Penulis tidak secara rinci dalam menjelaskan dan menguraikan semua
undang-undang yang melarang perbuatan-perbuatan yang disertai ancaman
sanksi pidana atau tindakan dibidang lingkungan hidup. Dalam buku inii hanya

dijumpai beberapa undang-undang mengenai aturan dibidang lingkungan
hidup, padahal hal ini sangat diperlukan oleh pembaca untuk mencari dan
menganalisis perbuatan-perbuatan pidana lingkungan hidup yang sering terjadi
di lapangan. Serta dalam buku ini tidak menjelaskan secara rinci tentang
peraturan daerah yang bersanksi atau tindakan yang mengatur dibidang
lingkungan hidup.
Pada halaman pertama BAB 1 terdapat kesalahan dalam pengulangan
kata Undang-undang yang ditulis “Undang-Undang No. 32 Tahun 2009”. Di
dalam penulisan yang benar adalah seharusnya huruf U pada kata undang
yang kedua adalah menggunakan huruf kecil bukan huruf capital.

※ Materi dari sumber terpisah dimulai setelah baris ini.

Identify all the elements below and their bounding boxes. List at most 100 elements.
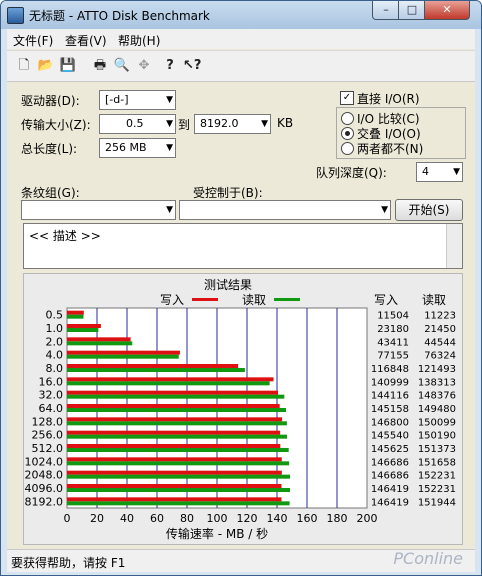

Selain itu dalam pembahasan dan menguraikan atau menganalisis suatu
perbuatan pelanggaran terhadap lingkungan hidup, penulis hanya
menguraikan secara sekilas saja dasar-dasar hukumnya dan unsur-unsur di
dalam dasar hukum tersebut, dengan ingin sangat menyulitkan pembaca
dalam memahami, disamping itu bahasa yang digunakan oleh penulis juga
terkadang susah untuk mengerti oleh pembaca. Hal ini sangat disayangkan
sekali, karena buku Hukum Pidana Lingkungan Sistem Pemidanaan Berbasis
Konservasi Lingkungan Hidup sangatlah membantu dalam menganalisis suatu tindak
pidana lingkungan hidup itu sendiri.